There is a constituency within the Scheme community which doesn't use
compilers.  Doing violence to the language solely in support of
compilers has no upside for this constituency.

 | 2.  Speed is the primary rationale for the type-specific
 | operations described in SRFI-77.

 | Assumption 2 is, in my view, false.  In my view, the primary
 | rationale for the type-specific operations is to improve the
 | portability and predictability of Scheme code.  The fixnum
 | and flonum operations do that by providing a portable base
 | for a portable implementation of the full numeric tower.
 | This will allow Scheme programmers to use generic arithmetic
 | without worrying about implementations that don't provide the
 | full tower, and the fixnum-specific operations will allow
 | those who are already using fixnum-specific operations or
 | implementations to do so more portably.  The primary rationale
 | for the other type-specific operations is to address some of
 | the portability and predictability issues that were raised
 | in the paper by Egner et al.

The words "efficient", "efficiency", and "faster" appear 16 times in
srfi-77.  Its abstract states:

  Moreover, the R5RS generic arithmetic is difficult to implement as
  efficiently as purely fixnum or purely flonum arithmetic.
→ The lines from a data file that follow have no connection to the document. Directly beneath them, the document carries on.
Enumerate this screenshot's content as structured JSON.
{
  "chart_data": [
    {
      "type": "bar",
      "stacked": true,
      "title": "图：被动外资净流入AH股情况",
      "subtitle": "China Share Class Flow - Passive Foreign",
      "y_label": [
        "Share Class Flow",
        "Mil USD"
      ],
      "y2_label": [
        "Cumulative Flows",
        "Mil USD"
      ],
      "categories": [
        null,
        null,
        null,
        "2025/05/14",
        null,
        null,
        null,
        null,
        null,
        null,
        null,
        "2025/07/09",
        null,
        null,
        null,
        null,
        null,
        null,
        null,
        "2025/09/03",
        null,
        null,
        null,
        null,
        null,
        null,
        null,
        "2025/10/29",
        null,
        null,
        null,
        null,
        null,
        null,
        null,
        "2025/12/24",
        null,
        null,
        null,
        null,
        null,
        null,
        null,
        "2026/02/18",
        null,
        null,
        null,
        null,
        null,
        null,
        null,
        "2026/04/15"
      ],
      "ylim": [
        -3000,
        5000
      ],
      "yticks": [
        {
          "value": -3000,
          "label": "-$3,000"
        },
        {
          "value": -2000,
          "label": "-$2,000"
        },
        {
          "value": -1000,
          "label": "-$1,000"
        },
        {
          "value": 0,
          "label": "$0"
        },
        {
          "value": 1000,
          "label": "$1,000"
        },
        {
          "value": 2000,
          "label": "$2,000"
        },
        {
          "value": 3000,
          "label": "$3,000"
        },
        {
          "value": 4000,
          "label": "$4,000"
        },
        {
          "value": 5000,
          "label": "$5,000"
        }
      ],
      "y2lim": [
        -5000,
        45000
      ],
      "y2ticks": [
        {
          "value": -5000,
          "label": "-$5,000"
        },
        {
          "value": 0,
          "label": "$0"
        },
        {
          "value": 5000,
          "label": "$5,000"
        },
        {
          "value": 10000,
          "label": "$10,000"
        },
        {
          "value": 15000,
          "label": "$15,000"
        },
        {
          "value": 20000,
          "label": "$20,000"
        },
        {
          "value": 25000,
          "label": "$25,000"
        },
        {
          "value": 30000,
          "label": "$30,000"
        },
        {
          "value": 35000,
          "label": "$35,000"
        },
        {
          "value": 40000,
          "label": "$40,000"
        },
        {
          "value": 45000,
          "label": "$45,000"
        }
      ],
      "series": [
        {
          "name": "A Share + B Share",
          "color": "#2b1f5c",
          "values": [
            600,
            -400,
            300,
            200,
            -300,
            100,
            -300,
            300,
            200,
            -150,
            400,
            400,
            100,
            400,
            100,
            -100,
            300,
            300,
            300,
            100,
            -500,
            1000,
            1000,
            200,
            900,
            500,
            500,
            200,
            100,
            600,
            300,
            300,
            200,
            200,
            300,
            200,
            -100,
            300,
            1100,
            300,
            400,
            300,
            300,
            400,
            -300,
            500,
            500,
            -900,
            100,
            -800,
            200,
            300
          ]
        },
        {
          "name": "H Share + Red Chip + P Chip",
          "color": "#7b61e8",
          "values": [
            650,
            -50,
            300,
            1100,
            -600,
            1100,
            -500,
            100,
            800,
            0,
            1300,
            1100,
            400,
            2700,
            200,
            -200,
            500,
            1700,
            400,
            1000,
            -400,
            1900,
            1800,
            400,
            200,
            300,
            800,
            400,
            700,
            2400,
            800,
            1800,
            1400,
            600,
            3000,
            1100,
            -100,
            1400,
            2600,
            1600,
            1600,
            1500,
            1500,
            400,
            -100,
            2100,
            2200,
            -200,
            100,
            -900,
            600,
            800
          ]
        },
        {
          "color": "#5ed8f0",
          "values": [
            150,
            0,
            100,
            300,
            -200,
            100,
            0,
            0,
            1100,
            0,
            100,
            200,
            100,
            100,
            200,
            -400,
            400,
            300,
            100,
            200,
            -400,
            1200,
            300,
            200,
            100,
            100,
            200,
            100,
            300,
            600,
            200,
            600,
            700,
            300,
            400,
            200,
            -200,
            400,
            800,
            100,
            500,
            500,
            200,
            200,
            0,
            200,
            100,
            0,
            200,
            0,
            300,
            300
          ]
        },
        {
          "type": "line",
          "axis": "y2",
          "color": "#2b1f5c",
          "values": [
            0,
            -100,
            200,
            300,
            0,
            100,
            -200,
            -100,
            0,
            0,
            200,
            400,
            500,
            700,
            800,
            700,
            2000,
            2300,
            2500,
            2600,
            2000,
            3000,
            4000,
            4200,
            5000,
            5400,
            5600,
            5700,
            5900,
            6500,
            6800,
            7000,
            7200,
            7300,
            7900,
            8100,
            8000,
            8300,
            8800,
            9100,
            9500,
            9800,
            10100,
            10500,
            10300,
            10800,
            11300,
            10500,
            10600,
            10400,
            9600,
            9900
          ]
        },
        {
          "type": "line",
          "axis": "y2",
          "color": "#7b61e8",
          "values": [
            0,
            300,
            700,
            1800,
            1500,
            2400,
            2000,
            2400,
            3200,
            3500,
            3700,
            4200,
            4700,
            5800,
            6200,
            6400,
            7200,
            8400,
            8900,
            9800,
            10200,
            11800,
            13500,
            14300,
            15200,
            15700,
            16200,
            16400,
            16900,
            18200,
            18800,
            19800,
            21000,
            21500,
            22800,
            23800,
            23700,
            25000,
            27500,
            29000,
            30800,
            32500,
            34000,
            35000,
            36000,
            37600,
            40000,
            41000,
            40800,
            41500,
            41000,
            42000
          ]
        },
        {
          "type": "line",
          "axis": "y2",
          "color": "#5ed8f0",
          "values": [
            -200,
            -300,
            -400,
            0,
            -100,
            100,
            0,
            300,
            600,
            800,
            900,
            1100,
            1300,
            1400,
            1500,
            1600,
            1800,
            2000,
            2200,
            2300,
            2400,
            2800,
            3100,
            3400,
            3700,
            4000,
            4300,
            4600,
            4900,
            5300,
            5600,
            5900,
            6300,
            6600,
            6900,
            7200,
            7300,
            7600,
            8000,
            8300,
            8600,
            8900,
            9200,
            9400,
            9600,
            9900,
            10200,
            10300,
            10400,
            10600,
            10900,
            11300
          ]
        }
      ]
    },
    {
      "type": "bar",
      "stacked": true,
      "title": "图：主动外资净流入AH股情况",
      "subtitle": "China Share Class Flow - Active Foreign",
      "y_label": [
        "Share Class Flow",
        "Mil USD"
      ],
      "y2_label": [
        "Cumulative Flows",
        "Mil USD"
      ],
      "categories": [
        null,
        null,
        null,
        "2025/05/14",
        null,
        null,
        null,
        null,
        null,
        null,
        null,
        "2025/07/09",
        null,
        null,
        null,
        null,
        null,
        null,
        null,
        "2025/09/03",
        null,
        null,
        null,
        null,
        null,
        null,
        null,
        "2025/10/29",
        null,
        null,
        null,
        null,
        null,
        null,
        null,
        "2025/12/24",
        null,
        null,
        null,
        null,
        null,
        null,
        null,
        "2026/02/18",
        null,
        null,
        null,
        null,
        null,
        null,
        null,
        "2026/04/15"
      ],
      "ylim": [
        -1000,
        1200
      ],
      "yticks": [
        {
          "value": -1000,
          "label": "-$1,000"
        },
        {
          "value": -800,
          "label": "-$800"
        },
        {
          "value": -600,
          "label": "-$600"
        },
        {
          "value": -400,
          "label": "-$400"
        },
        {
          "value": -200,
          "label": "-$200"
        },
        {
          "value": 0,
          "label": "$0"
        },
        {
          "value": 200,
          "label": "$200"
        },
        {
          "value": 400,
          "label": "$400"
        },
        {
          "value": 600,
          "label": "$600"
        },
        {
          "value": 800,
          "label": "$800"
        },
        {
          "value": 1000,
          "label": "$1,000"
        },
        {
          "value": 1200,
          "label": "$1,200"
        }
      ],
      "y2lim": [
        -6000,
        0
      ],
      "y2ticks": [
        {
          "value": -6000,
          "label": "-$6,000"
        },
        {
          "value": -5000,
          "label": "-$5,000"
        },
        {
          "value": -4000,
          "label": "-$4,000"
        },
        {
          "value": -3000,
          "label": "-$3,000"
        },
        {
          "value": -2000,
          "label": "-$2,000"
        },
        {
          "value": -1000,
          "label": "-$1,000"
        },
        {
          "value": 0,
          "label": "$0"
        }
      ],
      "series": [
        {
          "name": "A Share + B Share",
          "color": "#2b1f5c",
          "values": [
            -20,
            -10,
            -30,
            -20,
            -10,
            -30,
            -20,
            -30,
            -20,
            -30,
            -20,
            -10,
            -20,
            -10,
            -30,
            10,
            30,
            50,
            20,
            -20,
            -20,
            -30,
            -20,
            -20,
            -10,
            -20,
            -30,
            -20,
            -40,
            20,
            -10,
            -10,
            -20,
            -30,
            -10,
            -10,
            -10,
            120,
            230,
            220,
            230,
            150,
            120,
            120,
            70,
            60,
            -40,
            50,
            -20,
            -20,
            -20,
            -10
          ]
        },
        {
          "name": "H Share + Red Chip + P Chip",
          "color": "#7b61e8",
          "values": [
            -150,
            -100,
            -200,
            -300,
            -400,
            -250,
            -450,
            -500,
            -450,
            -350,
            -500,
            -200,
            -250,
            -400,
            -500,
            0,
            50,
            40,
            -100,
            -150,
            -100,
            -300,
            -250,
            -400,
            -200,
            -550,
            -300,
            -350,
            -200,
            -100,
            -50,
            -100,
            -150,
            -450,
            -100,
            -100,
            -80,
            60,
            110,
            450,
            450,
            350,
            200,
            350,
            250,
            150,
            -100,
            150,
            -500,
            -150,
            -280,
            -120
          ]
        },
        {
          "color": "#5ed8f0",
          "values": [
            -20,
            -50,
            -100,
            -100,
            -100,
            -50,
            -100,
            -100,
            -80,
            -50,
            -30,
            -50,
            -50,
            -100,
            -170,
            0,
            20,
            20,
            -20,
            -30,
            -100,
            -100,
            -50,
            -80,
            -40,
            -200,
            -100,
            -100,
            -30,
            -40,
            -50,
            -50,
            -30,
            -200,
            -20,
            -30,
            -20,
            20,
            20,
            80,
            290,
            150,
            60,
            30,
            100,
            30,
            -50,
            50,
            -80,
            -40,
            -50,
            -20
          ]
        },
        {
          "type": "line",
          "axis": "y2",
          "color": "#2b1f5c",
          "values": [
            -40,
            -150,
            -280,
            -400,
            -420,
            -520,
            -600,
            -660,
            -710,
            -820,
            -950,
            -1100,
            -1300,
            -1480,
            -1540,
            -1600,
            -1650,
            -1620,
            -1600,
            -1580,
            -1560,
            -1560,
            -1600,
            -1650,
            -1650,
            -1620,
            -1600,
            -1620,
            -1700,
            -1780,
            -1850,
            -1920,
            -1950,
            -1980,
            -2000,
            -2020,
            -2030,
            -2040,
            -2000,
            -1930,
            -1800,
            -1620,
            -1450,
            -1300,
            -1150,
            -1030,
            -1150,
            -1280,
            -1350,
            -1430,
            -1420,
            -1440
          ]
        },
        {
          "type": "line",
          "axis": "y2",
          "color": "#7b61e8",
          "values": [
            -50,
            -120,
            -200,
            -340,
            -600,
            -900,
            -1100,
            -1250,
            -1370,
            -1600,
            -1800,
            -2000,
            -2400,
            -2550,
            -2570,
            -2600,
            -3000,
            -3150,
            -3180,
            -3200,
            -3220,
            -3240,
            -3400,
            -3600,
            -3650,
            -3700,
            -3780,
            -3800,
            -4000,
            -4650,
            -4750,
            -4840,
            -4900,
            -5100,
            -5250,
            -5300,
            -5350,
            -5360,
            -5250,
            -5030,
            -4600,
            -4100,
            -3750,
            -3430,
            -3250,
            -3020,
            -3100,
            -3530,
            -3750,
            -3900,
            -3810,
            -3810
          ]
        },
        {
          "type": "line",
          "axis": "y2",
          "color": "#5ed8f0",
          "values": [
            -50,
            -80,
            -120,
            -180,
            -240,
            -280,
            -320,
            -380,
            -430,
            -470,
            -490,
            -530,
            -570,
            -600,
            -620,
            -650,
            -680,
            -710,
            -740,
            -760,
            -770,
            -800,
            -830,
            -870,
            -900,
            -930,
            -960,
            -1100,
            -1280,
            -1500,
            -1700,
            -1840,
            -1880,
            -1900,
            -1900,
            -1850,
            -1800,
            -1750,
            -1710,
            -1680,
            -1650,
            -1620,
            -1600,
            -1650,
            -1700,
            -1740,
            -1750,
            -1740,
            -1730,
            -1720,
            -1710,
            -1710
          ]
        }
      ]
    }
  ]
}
"Interpreter-branch" disproves this asserertion as far as interpreters
with immediate fixnums and boxed numbers are concerned.
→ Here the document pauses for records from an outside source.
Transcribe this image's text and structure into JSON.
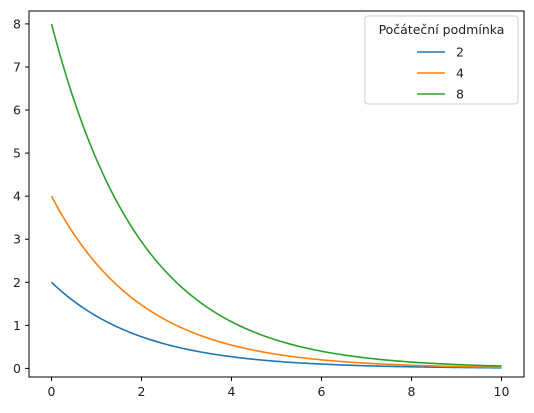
{
  "chart_data": {
    "type": "line",
    "x_range": [
      0,
      10
    ],
    "xticks": [
      0,
      2,
      4,
      6,
      8,
      10
    ],
    "yticks": [
      0,
      1,
      2,
      3,
      4,
      5,
      6,
      7,
      8
    ],
    "xlim": [
      -0.5,
      10.5
    ],
    "ylim": [
      -0.2,
      8.3
    ],
    "grid": false,
    "legend": {
      "title": "Počáteční podmínka",
      "placement": "top-right"
    },
    "series": [
      {
        "name": "2",
        "color": "#1f77b4",
        "x": [
          0,
          1,
          2,
          3,
          4,
          5,
          6,
          7,
          8,
          9,
          10
        ],
        "y": [
          2.0,
          1.213,
          0.736,
          0.446,
          0.271,
          0.164,
          0.1,
          0.06,
          0.037,
          0.022,
          0.013
        ]
      },
      {
        "name": "4",
        "color": "#ff7f0e",
        "x": [
          0,
          1,
          2,
          3,
          4,
          5,
          6,
          7,
          8,
          9,
          10
        ],
        "y": [
          4.0,
          2.426,
          1.472,
          0.893,
          0.541,
          0.328,
          0.199,
          0.121,
          0.073,
          0.044,
          0.027
        ]
      },
      {
        "name": "8",
        "color": "#2ca02c",
        "x": [
          0,
          1,
          2,
          3,
          4,
          5,
          6,
          7,
          8,
          9,
          10
        ],
        "y": [
          8.0,
          4.852,
          2.943,
          1.785,
          1.083,
          0.657,
          0.398,
          0.242,
          0.147,
          0.089,
          0.054
        ]
      }
    ]
  }
}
The section "Recommendations":

  To improve the effectiveness of flow analysis and to improve the
  efficiency of arithmetic, I recommend that the R6RS:

      * add fixnum-specific operations, e.g. fx+

      * add flonum-specific operations, e.g. fl+

      * change the definition of real numbers so that a complex number
	is real if and only if its imaginary part is an exact zero

      * change the interpretation of literals accordingly, e.g. so
	`(imag-part 2.0)' is an exact zero

SRFI-77 talks about efficiency as though it is obvious which practices
will run fast and which won't.  For CPUs performing speculative
execution, such claims are not merely unsubstantiated; they are
probably wrong.  Attention to branch prediction may well eliminate the
speed penalty for arithmetic type dispatch compiling some programs.
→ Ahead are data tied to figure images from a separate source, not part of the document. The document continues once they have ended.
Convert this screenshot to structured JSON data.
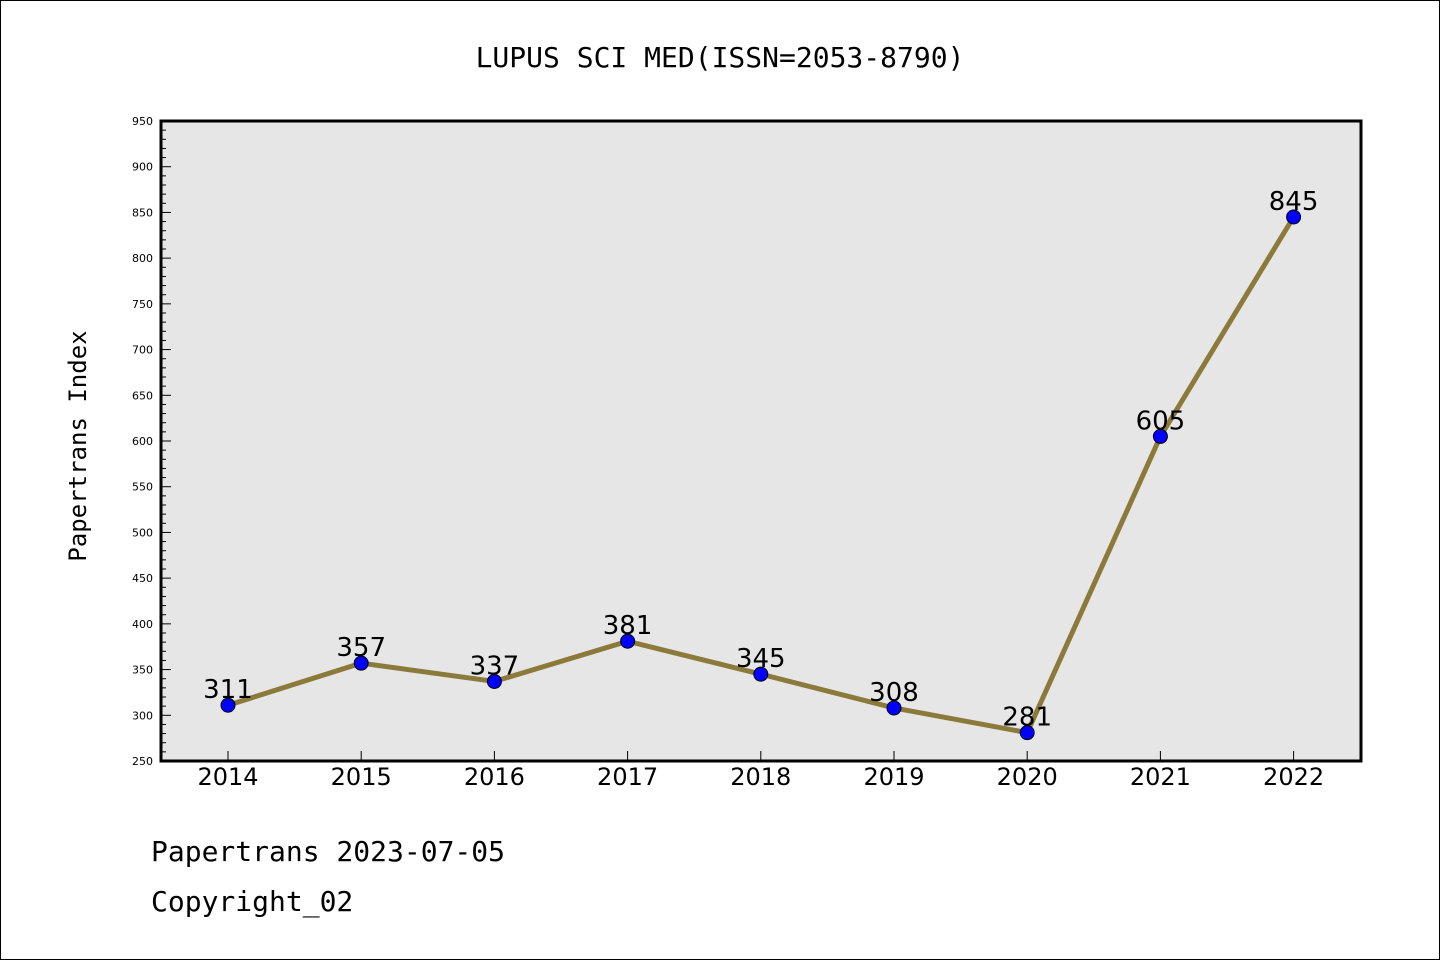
{
  "chart_data": {
    "type": "line",
    "title": "LUPUS SCI MED(ISSN=2053-8790)",
    "xlabel": "",
    "ylabel": "Papertrans Index",
    "categories": [
      "2014",
      "2015",
      "2016",
      "2017",
      "2018",
      "2019",
      "2020",
      "2021",
      "2022"
    ],
    "series": [
      {
        "values": [
          311,
          357,
          337,
          381,
          345,
          308,
          281,
          605,
          845
        ]
      }
    ],
    "data_labels": [
      "311",
      "357",
      "337",
      "381",
      "345",
      "308",
      "281",
      "605",
      "845"
    ],
    "ylim": [
      250,
      950
    ],
    "yticks": [
      250,
      300,
      350,
      400,
      450,
      500,
      550,
      600,
      650,
      700,
      750,
      800,
      850,
      900,
      950
    ],
    "grid": false,
    "legend": "none",
    "colors": {
      "line": "#8b7a3a",
      "marker": "#0000ff",
      "plot_background": "#e6e6e6"
    }
  },
  "footer": {
    "date_line": "Papertrans 2023-07-05",
    "copyright_line": "Copyright_02"
  }
}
 | 3.  The common way of doing things is the best way to do
 | them in Scheme.

Although the words "efficient", "efficiency", and "faster" appear 16
times in SRFI-77, the word "declaration" does not appear.  It is
unreasonable to propose sweeping changes without mention of and
comparison to the relevant precedents.

 | As for assumption 3, type declarations cannot address the
 | portability and predictability issues unless implementations
 | are required to interpret those declarations in a consistent
 | way.

You seem to be making an assumption that complete arithmetic
reproducibility across implementations is desirable to all Scheme
users.  Unpredictability in a program indicates poor numerical
conditioning.  Such programs will behave badly for some inputs or
minor changes.  Having reproducibility across implementations does not
make them less brittle; it only masks the problem until the program is
used or changed by others.  Implementations behaving differently has
been useful in exposing order-of-evaluation dependencies and numerical
conditioning bugs in JACAL, a symbolic mathematics system.

 | Given the expectations created by Common Lisp, many Scheme
 | programmers would make the mistake of thinking that type
 | declarations are for performance, and that interpreters are free to
 | ignore them.  Some implementors might make the same mistakes,
 | especially when you consider that requiring implementations to pay
 | attention to type declarations is likely to make interpreters
 | slower, not faster.
 |
 | By the way, when speed is a goal, the Common Lisp experience
 | suggests that type declarations are often less effective than
 | type-specific operations, mainly because programmers would
 | rather write and read (fx+ (foo x) (baz y)) than
 | (the fixnum (+ (the fixnum (foo x)) (the fixnum (baz y)))).

What about (* (the fixnum (foo x)) (the flonum (baz y)))?